Me acomodé detrás, le separé las piernas hasta que su sexo quedó a la altura de mi miembro y entré. A diferencia de la noche anterior, ahora fui yo el que controló el ritmo de la follada. Aceleré, ralenticé, la penetré en círculos, percutí con ganas, según las necesidades de mis sentidos. Hasta que le di con todo sujetándola de las caderas para vaciarme de nuevo en su interior.
La invité a cenar el viernes y esta vez acabamos en mi casa. Repetimos el sexo largo y más placentero, esta vez tomando precauciones anticonceptivas, pues ya hacía más de una semana que había tenido la regla y no quisimos correr riesgos innecesarios.
La relación se fue asentando, viéndonos dos o tres veces por semana, librando siempre los jueves pues era tarde-noche de chicas. Solíamos acabar la fiesta en mi casa, pues en la suya casi siempre estaba su hija. También nos veíamos el fin de semana, incluyendo alguna excursión con noche fuera, pero dejar a su cría sola demasiado tiempo la incomodaba.
Este fue el patrón durante cuatro meses, aproximadamente, hasta que me planteó presentarme a Olga, su hija. No teníamos decidido hacia dónde dirigíamos la relación, pero parecía que ambos nos la estábamos tomando lo suficientemente en serio para que el paso fuera lógico.
Le había hablado de mí, me dijo, así que quería conocerme, pero no fue esa la sensación que tuve en la cena que Inés montó en su casa para los tres comensales. Olga era un fiel reflejo de su madre con 25 años menos. También rubia, de ojos marrones alargados, de cuerpo estilizado, incluyendo un buen par de tetas. La principal diferencia con su progenitora era de carácter. Mientras una era afable, agradable y cariñosa, la otra era altiva, distante y muy orgullosa. No se lo dije a su madre, pero parecía escamada de haber conocido a otros candidatos a padrastro que no habían llegado a nada.
Igual que su madre, era muy golosa por lo que repitió postre casero, strudell, pero apenas se lo acabó, se retiró a su habitación, encerrándose en su mundo. Tomamos la copa de cava en el sofá, como tantas otras veces, comentando la cena, ¿qué te ha parecido?, bien, agradable. No, no ha sido agradable. Lo será cuando coja confianza, no te preocupes.
Por primera vez en 18 semanas no acabamos desnudos, devorándonos o amándonos. Aunque nos besamos y acariciamos un poco, Inés no estaba cómoda con su hija en casa, así que tampoco quise forzar la máquina. Si quieres te hago una mamada rápida, me planteó, pero decliné el ofrecimiento. Mañana con calma, respondí.
Dado el paso, comencé a pasar más tiempo en aquella casa, estuviera Olga o no. Intenté acercarme a ella, con simpatía, pero no me daba pie así que tampoco me obsesioné. La chica ya era mayorcita, tenía su mundo y en pocos años, si es que nuestra relación se solidificaba, haría su vida y nosotros haríamos la nuestra. Inés sí trató de hablar con ella, pero fue un error, que confirmé a los pocos días.

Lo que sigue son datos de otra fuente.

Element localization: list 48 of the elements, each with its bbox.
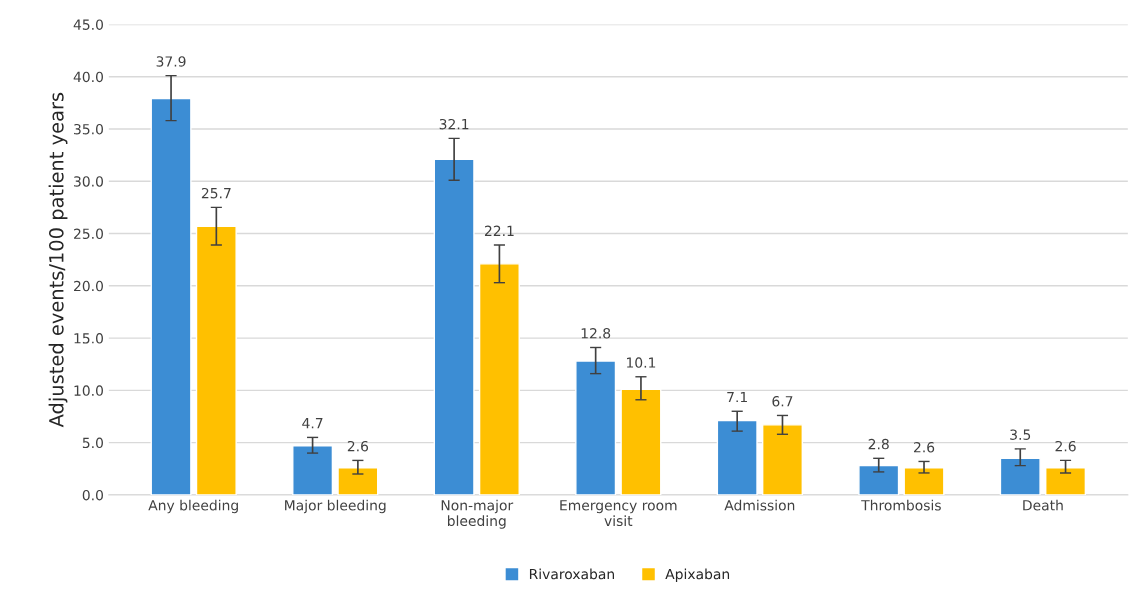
data-label: 25.7 xyxy=(201,187,231,199)
x-tick-label: Death xyxy=(1023,499,1063,511)
bar xyxy=(575,360,617,495)
x-tick-label: Major bleeding xyxy=(285,499,386,514)
data-label: 32.1 xyxy=(439,118,469,130)
bar xyxy=(620,388,662,495)
x-tick-label: Thrombosis xyxy=(861,499,941,511)
bar xyxy=(195,225,237,495)
x-tick-label: Admission xyxy=(724,499,795,511)
bar xyxy=(999,457,1041,495)
y-tick-label: 35.0 xyxy=(74,123,103,135)
data-label: 2.6 xyxy=(347,440,369,452)
bar xyxy=(433,158,475,495)
y-tick-label: 45.0 xyxy=(73,19,103,30)
data-label: 2.8 xyxy=(868,438,889,450)
data-label: 10.1 xyxy=(627,357,656,368)
bar xyxy=(150,97,192,495)
data-label: 2.6 xyxy=(1055,440,1076,452)
data-label: 4.7 xyxy=(302,418,323,429)
y-tick-label: 0.0 xyxy=(82,489,103,501)
legend-label: Apixaban xyxy=(665,568,730,583)
x-tick-label: Emergency room visit xyxy=(560,500,677,527)
legend-label: Rivaroxaban xyxy=(529,568,614,580)
data-label: 37.9 xyxy=(156,56,186,67)
y-tick-label: 15.0 xyxy=(74,333,103,344)
y-tick-label: 30.0 xyxy=(74,176,103,187)
data-label: 2.6 xyxy=(913,441,935,453)
bar xyxy=(903,467,945,495)
x-tick-label: Any bleeding xyxy=(148,499,238,514)
data-label: 7.1 xyxy=(727,391,747,403)
y-tick-label: 20.0 xyxy=(74,280,103,292)
y-tick-label: 25.0 xyxy=(74,228,103,240)
data-label: 22.1 xyxy=(484,225,514,236)
bar xyxy=(1045,467,1087,495)
bar xyxy=(292,445,334,495)
bar xyxy=(337,467,379,495)
data-label: 12.8 xyxy=(581,328,611,339)
data-label: 3.5 xyxy=(1010,429,1031,440)
y-tick-label: 10.0 xyxy=(74,385,103,396)
y-tick-label: 5.0 xyxy=(82,437,103,449)
y-tick-label: 40.0 xyxy=(73,71,103,83)
bar xyxy=(478,263,520,495)
y-axis-title: Adjusted events/100 patient years xyxy=(48,92,68,428)
x-tick-label: Non-major bleeding xyxy=(441,499,514,529)
bar xyxy=(716,419,758,495)
bar xyxy=(761,424,803,495)
data-label: 6.7 xyxy=(772,395,793,407)
bar xyxy=(858,464,900,495)
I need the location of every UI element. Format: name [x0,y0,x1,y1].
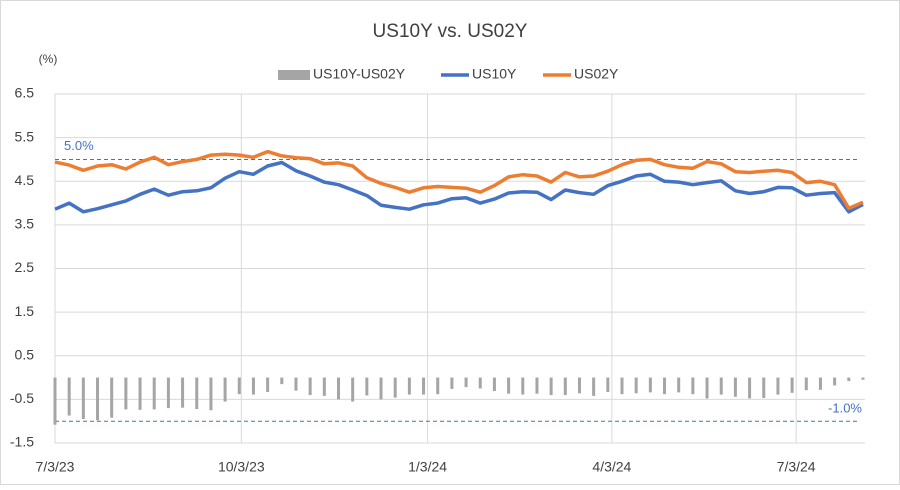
bar [223,377,227,402]
bar [833,377,837,386]
reference-label: -1.0% [828,401,862,416]
bar [563,377,567,396]
y-tick-label: 1.5 [15,303,35,319]
bar [322,377,326,396]
bar [464,377,468,388]
x-tick-label: 1/3/24 [408,459,447,475]
bar [648,377,652,393]
bar [733,377,737,397]
y-axis-label: (%) [39,52,58,66]
bar [96,377,100,421]
x-tick-label: 4/3/24 [592,459,631,475]
bar [663,377,667,395]
bar [81,377,85,420]
bar [450,377,454,389]
bar [748,377,752,399]
x-tick-label: 10/3/23 [218,459,265,475]
bar [818,377,822,390]
bar [53,377,57,425]
bar [549,377,553,396]
bar [507,377,511,394]
legend-label: US10Y [472,66,517,82]
y-tick-label: -1.5 [10,434,34,450]
bar [634,377,638,394]
bar [762,377,766,399]
bar [308,377,312,396]
bar [365,377,369,396]
bar [422,377,426,395]
bar [521,377,525,395]
chart-title: US10Y vs. US02Y [373,21,528,42]
bar [776,377,780,395]
legend-label: US02Y [574,66,619,82]
bar [407,377,411,395]
bar [535,377,539,394]
bar [351,377,355,402]
bar [705,377,709,399]
bar [138,377,142,410]
bar [237,377,241,395]
bar [266,377,270,392]
bar [195,377,199,409]
bar [492,377,496,392]
y-tick-label: -0.5 [10,390,34,406]
bar [251,377,255,395]
bar [478,377,482,389]
y-tick-label: 5.5 [15,128,35,144]
bar [719,377,723,395]
bar [577,377,581,394]
y-tick-label: 0.5 [15,346,35,362]
bar [124,377,128,410]
bar [804,377,808,391]
line [54,160,864,214]
x-tick-label: 7/3/24 [777,459,816,475]
bar [847,377,851,382]
bar [67,377,71,416]
bar [110,377,114,418]
legend-label: US10Y-US02Y [313,66,406,82]
bar [280,377,284,385]
bar [379,377,383,400]
bar [677,377,681,393]
reference-label: 5.0% [64,138,94,153]
x-tick-label: 7/3/23 [36,459,75,475]
legend-swatch [278,70,310,80]
bar [691,377,695,395]
y-tick-label: 6.5 [15,85,35,101]
bar [620,377,624,395]
bar [436,377,440,395]
y-tick-label: 3.5 [15,216,35,232]
line [54,149,864,211]
bar [166,377,170,409]
bar [790,377,794,393]
bar [861,377,865,380]
y-tick-label: 4.5 [15,172,35,188]
bar [337,377,340,400]
bar [592,377,596,396]
bar [393,377,397,398]
bar [181,377,185,408]
bar [294,377,298,391]
y-tick-label: 2.5 [15,259,35,275]
bar [209,377,213,411]
bar [606,377,610,392]
bar [152,377,156,410]
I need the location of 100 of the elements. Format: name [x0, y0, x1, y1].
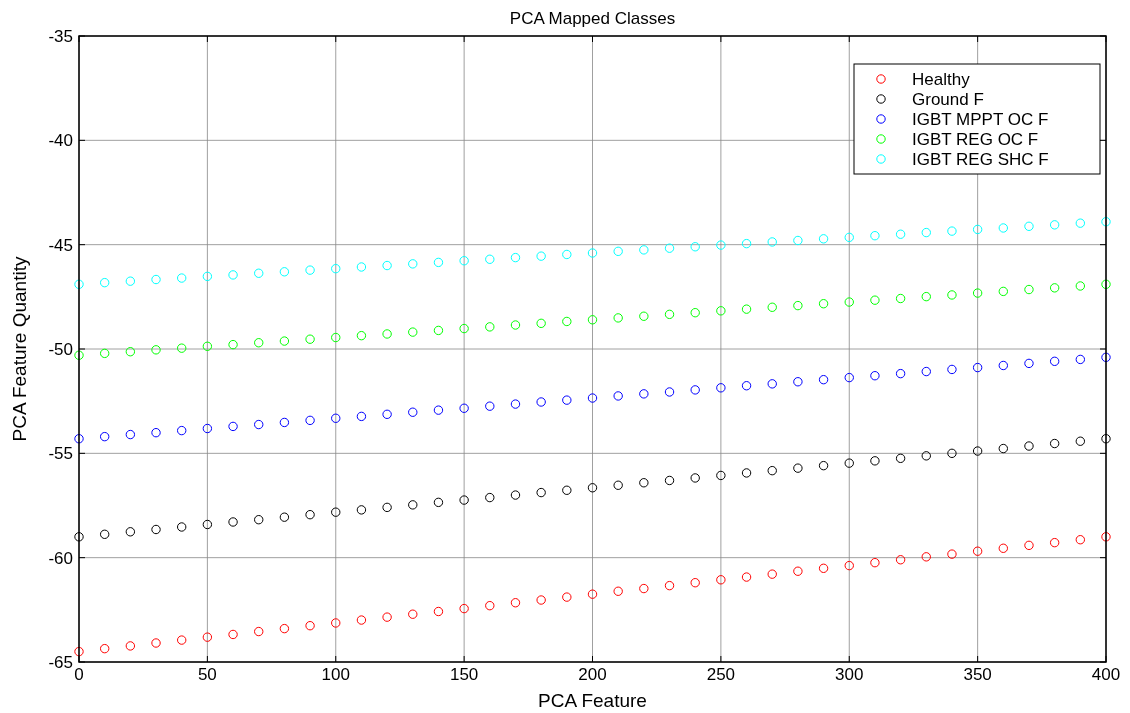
x-tick-label: 250: [706, 665, 736, 684]
point: [562, 316, 572, 327]
point: [870, 371, 880, 381]
point: [639, 478, 649, 488]
point: [664, 387, 675, 397]
point: [408, 609, 418, 619]
chart-title: PCA Mapped Classes: [509, 9, 676, 28]
point: [664, 475, 675, 486]
point: [1075, 218, 1086, 228]
point: [99, 643, 110, 654]
point: [716, 306, 726, 316]
point: [408, 500, 418, 510]
point: [844, 372, 854, 383]
point: [125, 527, 136, 537]
legend-label: Ground F: [912, 89, 984, 109]
point: [305, 621, 315, 631]
point: [151, 274, 161, 285]
point: [947, 448, 957, 459]
point: [664, 243, 675, 253]
point: [408, 407, 418, 417]
point: [716, 240, 726, 250]
point: [587, 393, 598, 403]
point: [433, 257, 444, 268]
point: [767, 569, 777, 579]
point: [613, 480, 623, 490]
point: [279, 623, 290, 634]
point: [177, 635, 187, 645]
point: [74, 350, 84, 360]
point: [844, 458, 854, 468]
point: [921, 227, 931, 238]
point: [305, 265, 315, 275]
point: [741, 381, 752, 391]
point: [331, 332, 341, 343]
point: [536, 251, 546, 261]
point: [921, 552, 931, 562]
point: [74, 434, 84, 444]
point: [279, 336, 290, 346]
point: [459, 403, 469, 413]
point: [562, 592, 572, 602]
point: [485, 492, 495, 503]
point: [562, 249, 572, 260]
point: [947, 290, 957, 300]
point: [459, 323, 469, 334]
point: [331, 618, 341, 628]
point: [716, 383, 726, 393]
point: [664, 580, 675, 591]
point: [536, 487, 546, 498]
point: [510, 598, 521, 608]
legend-label: IGBT REG SHC F: [912, 149, 1049, 169]
point: [536, 595, 546, 605]
x-tick-label: 100: [321, 665, 350, 684]
point: [1075, 436, 1086, 446]
x-tick-label: 0: [74, 665, 84, 684]
x-tick-label: 50: [197, 665, 217, 684]
point: [356, 330, 367, 341]
point: [279, 267, 290, 277]
point: [921, 291, 931, 302]
point: [818, 460, 829, 471]
point: [202, 341, 213, 351]
point: [99, 277, 110, 288]
y-tick-label: -40: [48, 131, 73, 151]
point: [1024, 358, 1034, 369]
legend-label: IGBT MPPT OC F: [912, 109, 1049, 129]
point: [254, 338, 264, 348]
point: [818, 563, 829, 573]
point: [536, 318, 546, 329]
point: [382, 612, 392, 622]
point: [870, 231, 880, 241]
y-tick-label: -60: [48, 548, 73, 568]
point: [793, 300, 803, 311]
point: [510, 490, 521, 500]
point: [921, 366, 931, 377]
point: [895, 368, 906, 379]
point: [1101, 217, 1111, 227]
point: [947, 549, 957, 559]
point: [844, 560, 854, 571]
point: [562, 395, 572, 405]
point: [151, 345, 161, 355]
point: [177, 343, 187, 353]
point: [433, 405, 444, 415]
point: [485, 600, 495, 611]
point: [947, 364, 957, 375]
x-tick-label: 350: [963, 665, 992, 684]
point: [818, 374, 829, 385]
point: [356, 411, 367, 422]
point: [382, 502, 392, 513]
point: [459, 256, 469, 266]
point: [895, 229, 906, 239]
point: [767, 465, 777, 476]
x-axis-title: PCA Feature: [538, 690, 647, 711]
x-tick-label: 400: [1091, 665, 1121, 684]
point: [793, 235, 803, 246]
point: [510, 252, 521, 263]
point: [690, 308, 700, 318]
point: [1024, 441, 1034, 451]
point: [408, 259, 418, 269]
point: [125, 429, 136, 440]
point: [613, 391, 623, 401]
point: [998, 443, 1008, 454]
y-tick-label: -50: [48, 339, 73, 359]
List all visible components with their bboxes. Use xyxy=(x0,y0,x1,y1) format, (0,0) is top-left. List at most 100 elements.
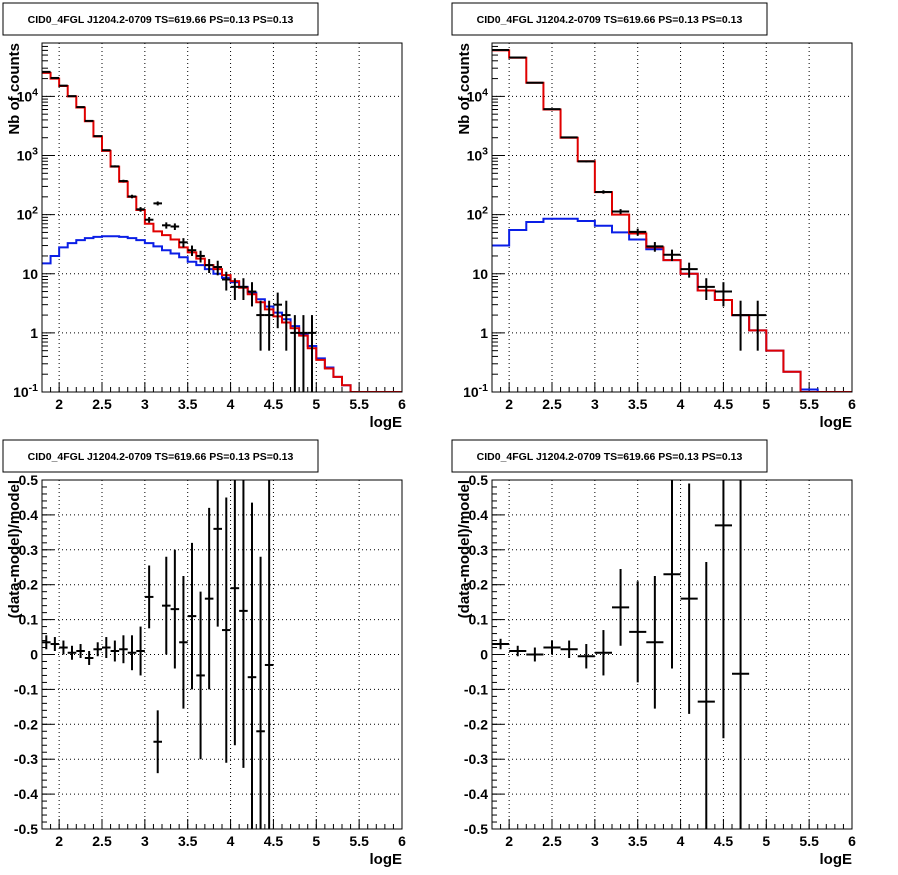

Era sábado, comeríamos los tres juntos, así que opté por invitarlas a un buen arroz en la Barceloneta. Acababa mayo y el tiempo acompañaba. Las recogí en coche y bajamos a la playa donde tenía mesa reservada en Cal Manel, uno de mis favoritos. Había pedido terraza así que allí nos sentaron. Ambas mujeres estaban espléndidas, halago que hice en voz alta. Inés en un vestido de una pieza entallado en tonos crudos de flores moradas en los filos. Al llevar los brazos desnudos había cogido una ligera rebeca de verano por si la necesitaba. Olga vestía una falda con un poco de vuelo hasta medio muslo acompañada de una blusa también sin mangas. Los mejillones que pedimos de entrante estaban deliciosos, así como la paella, que regamos con un vino de aguja bien frío.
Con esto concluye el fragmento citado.